Sous la présidence de Donald Trump, les États-Unis ne se limitent plus à imposer leur programme par le biais de pressions diplomatiques : ils kidnappent le président du Venezuela, appuient politiquement et militairement l’anéantissement systématique de Gaza par Netanyahu, menacent explicitement d’annexer le Groenland et bombardent des populations entières. Pour eux, au diable le droit international ! Cette course impérialiste, qui se moque du droit international et des souverainetés nationales, n’est ni inédite ni fortuite : elle découle d’une doctrine de domination clairement déclarée.
L’OTAN, souvent revendiquée comme une alliance défensive, semble de nouveau être l’instrument militaire clé de cette domination américaine, organisée autour d’un commandement unifié contrôlé par Washington et orientant ses membres selon les décisions stratégiques des États-Unis, indépendamment des conséquences humaines et politiques.

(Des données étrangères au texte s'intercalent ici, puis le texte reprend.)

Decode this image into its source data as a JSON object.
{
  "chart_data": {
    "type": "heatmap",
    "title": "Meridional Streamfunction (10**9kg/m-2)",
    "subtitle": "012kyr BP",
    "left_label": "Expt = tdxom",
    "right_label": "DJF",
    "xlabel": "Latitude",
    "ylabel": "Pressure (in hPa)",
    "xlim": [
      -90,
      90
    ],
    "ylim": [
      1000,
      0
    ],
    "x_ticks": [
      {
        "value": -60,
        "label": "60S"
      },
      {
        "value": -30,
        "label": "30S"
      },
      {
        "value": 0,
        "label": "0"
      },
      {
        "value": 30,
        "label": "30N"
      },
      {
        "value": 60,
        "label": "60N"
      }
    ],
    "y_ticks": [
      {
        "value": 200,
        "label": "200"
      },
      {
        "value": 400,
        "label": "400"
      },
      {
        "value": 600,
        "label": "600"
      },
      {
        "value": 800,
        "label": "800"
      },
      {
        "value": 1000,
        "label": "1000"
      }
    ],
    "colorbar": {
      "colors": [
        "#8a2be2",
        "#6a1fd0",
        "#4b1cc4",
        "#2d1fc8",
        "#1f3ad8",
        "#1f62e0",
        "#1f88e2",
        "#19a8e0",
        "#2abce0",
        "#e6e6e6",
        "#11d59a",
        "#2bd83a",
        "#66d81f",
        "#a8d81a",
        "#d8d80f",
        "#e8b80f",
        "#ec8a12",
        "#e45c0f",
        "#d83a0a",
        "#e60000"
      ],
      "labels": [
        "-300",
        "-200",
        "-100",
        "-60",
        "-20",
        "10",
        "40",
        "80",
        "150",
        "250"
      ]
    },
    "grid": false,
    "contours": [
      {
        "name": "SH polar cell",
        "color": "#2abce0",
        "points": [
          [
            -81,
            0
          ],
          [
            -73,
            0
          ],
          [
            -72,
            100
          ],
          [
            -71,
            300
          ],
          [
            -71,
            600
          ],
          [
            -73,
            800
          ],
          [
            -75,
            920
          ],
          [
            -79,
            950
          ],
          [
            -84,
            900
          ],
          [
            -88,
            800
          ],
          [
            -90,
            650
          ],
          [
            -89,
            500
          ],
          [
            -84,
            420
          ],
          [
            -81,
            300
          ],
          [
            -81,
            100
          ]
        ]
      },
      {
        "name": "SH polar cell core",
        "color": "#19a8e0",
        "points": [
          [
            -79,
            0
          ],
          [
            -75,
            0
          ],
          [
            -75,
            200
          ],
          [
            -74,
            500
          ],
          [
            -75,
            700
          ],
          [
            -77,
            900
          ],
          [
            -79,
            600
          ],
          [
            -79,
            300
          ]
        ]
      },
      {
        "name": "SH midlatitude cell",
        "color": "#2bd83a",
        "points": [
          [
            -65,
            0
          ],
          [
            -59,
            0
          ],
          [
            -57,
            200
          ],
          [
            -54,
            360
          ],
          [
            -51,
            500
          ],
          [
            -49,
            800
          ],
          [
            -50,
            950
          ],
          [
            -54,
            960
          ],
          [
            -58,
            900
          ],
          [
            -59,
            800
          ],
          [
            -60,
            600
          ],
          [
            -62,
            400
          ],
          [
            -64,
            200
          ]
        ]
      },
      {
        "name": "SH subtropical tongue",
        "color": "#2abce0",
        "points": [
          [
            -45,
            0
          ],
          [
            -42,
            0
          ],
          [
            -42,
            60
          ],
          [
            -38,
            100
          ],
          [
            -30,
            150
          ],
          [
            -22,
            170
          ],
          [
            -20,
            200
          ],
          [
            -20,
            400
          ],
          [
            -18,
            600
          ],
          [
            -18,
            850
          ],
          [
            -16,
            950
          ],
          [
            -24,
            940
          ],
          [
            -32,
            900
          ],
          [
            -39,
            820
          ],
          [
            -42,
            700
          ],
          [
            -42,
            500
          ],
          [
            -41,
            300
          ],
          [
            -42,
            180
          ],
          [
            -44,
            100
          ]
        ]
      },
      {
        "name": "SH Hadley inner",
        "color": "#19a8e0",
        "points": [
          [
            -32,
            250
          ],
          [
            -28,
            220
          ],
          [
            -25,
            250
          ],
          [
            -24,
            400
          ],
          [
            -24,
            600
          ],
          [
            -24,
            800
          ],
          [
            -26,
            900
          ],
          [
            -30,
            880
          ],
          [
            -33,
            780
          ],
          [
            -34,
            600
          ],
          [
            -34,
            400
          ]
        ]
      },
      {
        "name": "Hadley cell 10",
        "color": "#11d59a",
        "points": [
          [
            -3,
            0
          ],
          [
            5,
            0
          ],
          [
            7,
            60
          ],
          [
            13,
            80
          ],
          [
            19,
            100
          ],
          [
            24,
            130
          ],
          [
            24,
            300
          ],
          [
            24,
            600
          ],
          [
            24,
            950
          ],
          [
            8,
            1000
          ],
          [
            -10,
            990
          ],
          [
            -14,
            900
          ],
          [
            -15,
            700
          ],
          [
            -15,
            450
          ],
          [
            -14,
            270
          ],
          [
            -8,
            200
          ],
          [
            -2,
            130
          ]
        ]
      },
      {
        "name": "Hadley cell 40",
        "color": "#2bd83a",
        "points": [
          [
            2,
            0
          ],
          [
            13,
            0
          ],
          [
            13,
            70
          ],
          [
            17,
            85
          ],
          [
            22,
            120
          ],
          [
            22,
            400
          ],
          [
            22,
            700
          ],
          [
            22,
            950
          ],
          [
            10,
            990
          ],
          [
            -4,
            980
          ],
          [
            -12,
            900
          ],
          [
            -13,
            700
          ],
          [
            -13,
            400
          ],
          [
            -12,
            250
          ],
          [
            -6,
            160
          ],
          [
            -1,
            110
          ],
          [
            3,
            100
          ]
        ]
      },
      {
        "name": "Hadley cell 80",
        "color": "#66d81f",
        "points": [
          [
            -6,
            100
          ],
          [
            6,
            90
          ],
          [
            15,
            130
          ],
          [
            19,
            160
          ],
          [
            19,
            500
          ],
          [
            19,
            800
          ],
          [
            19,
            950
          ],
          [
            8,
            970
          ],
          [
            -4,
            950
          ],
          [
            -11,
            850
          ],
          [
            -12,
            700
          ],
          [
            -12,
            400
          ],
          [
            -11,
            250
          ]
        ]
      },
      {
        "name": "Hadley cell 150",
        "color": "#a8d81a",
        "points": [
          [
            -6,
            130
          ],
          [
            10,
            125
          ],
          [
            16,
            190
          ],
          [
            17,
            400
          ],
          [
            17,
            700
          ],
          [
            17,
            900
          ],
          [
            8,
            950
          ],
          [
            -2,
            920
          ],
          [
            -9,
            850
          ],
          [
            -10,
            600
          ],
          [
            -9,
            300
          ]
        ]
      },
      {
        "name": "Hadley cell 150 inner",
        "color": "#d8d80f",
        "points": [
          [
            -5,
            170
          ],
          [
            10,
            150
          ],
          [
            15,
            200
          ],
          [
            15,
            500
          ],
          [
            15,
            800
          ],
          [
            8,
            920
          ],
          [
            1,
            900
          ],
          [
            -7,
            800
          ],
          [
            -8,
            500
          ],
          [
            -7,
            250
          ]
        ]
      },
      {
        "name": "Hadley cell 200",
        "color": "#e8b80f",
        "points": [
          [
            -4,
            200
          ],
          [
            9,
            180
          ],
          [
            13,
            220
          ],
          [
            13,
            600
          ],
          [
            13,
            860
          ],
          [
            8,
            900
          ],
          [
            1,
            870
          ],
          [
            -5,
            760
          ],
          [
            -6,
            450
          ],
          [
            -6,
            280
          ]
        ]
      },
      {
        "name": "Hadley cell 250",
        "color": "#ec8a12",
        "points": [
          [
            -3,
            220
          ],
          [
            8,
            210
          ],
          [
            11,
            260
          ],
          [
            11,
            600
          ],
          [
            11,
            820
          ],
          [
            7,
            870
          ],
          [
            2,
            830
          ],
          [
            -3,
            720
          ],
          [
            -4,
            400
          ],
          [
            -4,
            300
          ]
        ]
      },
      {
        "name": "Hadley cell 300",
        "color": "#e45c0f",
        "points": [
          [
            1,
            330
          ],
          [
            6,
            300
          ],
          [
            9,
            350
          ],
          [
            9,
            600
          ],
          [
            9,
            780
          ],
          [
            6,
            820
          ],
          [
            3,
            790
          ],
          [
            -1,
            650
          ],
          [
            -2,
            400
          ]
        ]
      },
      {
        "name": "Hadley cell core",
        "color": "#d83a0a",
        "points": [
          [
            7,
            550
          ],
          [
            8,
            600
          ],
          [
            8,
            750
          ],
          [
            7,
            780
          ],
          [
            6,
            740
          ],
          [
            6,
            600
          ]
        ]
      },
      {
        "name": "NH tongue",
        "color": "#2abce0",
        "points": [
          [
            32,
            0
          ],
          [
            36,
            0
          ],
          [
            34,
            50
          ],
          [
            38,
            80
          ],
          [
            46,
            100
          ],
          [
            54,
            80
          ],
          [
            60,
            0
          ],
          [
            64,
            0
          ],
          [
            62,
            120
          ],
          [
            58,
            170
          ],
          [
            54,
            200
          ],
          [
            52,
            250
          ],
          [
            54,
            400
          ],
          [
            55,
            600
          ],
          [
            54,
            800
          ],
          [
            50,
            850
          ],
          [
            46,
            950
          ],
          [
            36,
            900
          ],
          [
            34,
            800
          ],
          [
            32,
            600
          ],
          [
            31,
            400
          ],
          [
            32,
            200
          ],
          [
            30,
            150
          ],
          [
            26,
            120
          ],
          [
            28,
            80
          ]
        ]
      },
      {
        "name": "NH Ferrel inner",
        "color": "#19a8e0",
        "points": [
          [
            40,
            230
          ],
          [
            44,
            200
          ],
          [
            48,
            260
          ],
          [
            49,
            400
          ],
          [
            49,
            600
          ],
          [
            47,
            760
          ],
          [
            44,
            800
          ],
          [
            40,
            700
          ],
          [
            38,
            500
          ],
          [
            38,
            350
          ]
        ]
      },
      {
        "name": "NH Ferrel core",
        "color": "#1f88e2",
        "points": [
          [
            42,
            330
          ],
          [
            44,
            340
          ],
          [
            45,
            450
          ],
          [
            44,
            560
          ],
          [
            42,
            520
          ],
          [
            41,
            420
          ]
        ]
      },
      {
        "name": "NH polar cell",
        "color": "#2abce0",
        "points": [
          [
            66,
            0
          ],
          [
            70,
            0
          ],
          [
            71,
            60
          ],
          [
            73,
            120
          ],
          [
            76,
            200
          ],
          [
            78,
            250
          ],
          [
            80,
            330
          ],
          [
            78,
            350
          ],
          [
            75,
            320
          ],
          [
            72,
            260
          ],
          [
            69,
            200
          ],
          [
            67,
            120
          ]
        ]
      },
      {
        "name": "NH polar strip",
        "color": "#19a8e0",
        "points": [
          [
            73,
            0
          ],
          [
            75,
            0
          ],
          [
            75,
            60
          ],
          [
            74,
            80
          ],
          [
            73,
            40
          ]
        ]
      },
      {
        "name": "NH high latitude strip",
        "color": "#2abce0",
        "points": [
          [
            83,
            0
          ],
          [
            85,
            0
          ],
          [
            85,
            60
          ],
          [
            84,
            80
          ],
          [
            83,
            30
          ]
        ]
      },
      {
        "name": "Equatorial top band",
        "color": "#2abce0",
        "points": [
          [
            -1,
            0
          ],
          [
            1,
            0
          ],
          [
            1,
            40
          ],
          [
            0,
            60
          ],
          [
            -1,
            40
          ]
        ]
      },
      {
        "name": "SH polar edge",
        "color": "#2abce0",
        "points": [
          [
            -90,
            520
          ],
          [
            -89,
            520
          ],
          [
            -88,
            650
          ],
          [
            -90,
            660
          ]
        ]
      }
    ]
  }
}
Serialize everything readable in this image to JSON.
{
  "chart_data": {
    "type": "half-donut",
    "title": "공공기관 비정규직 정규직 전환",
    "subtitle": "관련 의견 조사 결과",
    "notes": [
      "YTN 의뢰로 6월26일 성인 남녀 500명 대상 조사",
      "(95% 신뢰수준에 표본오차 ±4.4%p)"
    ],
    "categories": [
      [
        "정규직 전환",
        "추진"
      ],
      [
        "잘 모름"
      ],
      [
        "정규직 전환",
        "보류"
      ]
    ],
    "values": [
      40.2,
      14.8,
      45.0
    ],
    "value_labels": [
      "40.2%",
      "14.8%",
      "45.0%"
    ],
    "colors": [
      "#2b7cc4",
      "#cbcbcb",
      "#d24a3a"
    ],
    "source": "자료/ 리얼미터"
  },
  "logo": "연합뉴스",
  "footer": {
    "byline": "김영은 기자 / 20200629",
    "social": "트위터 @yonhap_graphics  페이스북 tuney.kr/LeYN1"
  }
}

Devant ce contexte explosif, Emmanuel Macron et son ministre des Affaires étrangères se distinguent par leur fragilité politique : des discours vides de sens, des indignations qui varient, et un appel rituel au « dialogue » alors que des atteintes à grande échelle du droit international nécessiteraient des réprobations fermes et des ruptures nettes. Malgré les propos sur l’« autonomie stratégique européenne », le régime macroniste demeure dans un alignement atlantiste qui dépouille la France de sa crédibilité diplomatique et la confine dans le rôle d’accessoire d’une puissance désormais profondément déstabilisante.
En demeurant liée à l’OTAN, la France consent en réalité à être associée à des conflits illégaux, des stratégies d’agression et des menaces d’annexion qui vont à l’encontre de ses valeurs républicaines. Dans ce cadre, le retrait prévu de l’OTAN, débutant par la dissolution du commandement intégré, n’est pas une démarche symbolique mais une décision politique radicale. Elle est nécessaire pour rétablir une diplomatie autonome, non orientée vers les alliances et résolument axée sur la paix et la collaboration entre les nations.